Appointment Time Again!

April 23rd, 2014

The two point charge I have been serving got the word they will be receiving a full-time male local pastor who has not been divorced and is married but without children and who has 12 years of pastoral experience. Not the elder they had hoped for but a full-time pastor with experience so they are “happy” and “excited.” Now the woman who leaves worship before I preach either because I am married to a woman pastor or because I am divorced (which is what I have been told) will stay for the sermon. Good for them.

Other churches and pastors are not so “happy.” Several churches have declined a woman pastor. What is “our connection” to do with them? What should the “institutional” response be to those churches? You are taking a woman pastor anyway? What do we tell the women who have answered the call but find not only a “glass ceiling” but limited opportunities just because of their gender?

Many of my colleagues in suburbia and urban settings find this discussion incredulous, believing these issues (divorced clergy and women as pastors) were solved generations ago. Unfortunately, they have not been and the institutional church has not had an adequate nor comprehensive response to these concerns. Electing a divorced woman as bishop in 1984, while a nice “symbolic” gesture, has not solved the issues. If we have these issues continuing over divorce and the gender of pastors what do we think will happen when we add sexual identity to the mix?
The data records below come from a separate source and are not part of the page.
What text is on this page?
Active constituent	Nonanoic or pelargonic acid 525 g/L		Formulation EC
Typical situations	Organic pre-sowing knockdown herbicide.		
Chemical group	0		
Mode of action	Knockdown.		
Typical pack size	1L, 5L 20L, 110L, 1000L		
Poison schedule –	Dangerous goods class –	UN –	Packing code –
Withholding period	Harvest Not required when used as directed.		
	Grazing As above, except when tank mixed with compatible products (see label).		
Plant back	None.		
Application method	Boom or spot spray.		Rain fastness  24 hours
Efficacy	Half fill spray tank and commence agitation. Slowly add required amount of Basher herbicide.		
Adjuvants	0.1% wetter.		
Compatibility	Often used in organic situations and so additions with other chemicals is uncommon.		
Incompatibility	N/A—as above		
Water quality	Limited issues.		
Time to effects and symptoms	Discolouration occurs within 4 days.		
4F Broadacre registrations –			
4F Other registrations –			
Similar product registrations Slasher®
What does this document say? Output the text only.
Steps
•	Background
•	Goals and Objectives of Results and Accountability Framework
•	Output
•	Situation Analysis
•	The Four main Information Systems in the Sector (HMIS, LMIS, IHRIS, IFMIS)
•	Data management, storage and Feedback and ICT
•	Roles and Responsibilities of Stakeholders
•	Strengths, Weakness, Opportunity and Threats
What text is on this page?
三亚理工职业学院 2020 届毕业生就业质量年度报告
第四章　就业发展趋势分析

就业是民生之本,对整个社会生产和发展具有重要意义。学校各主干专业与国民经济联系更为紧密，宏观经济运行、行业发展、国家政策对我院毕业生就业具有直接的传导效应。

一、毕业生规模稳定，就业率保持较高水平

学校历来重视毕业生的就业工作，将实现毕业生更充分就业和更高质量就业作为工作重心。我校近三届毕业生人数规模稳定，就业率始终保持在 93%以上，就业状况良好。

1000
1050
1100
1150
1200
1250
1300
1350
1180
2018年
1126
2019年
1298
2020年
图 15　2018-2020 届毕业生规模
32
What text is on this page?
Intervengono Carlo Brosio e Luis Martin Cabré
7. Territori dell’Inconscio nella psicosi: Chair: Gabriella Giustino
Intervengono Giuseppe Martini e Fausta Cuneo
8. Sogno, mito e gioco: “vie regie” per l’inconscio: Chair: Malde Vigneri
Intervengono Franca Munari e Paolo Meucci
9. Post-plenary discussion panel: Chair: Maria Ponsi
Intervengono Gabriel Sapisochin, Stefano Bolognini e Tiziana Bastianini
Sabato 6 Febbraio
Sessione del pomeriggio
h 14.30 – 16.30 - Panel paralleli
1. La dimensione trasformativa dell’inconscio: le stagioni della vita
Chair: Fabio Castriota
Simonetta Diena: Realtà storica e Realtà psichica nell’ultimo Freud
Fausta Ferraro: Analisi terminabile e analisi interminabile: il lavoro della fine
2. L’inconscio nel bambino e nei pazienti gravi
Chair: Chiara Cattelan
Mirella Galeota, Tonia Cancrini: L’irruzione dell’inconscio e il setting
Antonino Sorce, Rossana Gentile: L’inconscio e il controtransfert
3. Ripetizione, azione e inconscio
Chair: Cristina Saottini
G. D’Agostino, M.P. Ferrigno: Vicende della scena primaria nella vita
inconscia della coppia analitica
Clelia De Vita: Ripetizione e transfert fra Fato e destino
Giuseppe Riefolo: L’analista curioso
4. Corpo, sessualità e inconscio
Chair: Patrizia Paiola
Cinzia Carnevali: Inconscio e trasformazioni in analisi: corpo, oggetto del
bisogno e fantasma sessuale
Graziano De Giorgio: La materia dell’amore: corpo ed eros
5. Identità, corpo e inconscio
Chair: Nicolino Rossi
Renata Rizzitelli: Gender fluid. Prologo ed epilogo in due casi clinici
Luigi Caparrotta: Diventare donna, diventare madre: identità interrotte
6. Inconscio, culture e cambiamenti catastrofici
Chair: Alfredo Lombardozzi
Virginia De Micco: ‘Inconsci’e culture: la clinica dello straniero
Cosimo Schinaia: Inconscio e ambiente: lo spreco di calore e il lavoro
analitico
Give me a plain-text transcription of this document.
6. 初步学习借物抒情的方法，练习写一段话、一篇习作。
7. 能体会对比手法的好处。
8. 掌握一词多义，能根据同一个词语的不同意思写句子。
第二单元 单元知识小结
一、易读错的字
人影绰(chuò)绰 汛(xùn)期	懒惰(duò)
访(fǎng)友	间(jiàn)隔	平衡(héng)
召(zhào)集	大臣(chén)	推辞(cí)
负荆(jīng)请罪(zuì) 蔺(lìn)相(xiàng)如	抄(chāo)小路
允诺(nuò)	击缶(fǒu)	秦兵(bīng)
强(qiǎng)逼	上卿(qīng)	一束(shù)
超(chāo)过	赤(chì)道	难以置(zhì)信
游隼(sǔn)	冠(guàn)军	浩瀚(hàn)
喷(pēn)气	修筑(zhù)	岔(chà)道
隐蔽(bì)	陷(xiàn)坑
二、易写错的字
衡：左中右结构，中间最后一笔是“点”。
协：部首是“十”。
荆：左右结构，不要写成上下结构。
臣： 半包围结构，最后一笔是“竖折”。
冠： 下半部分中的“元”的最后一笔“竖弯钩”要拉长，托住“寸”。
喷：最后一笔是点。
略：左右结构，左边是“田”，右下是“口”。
The representative of the “institutional church,” particularly the Bishops and D.S., need to find a comprehensive way of addressing these issues. We have allowed it to be ignored or pretended they don’t exist for too long. Perhaps closing churches is the answer, perhaps publically shaming them, but a response is needed. For far too long the “institutional church” has had no real ongoing and comprehensive response as long as the churches pay the male non divorced pastor appointed them and their apportionments.

This past week the crowds sang hosanna to Jesus and within days were then calling for his crucifixion. In part, I believe, because the crowd’s expectations of a savior were not met in Jesus. Jesus was not the “savior” they wanted. What is the church to do when the pastor isn’t what the church wanted or the church isn’t what the pastor wants? It makes me want to weep over this church that I love!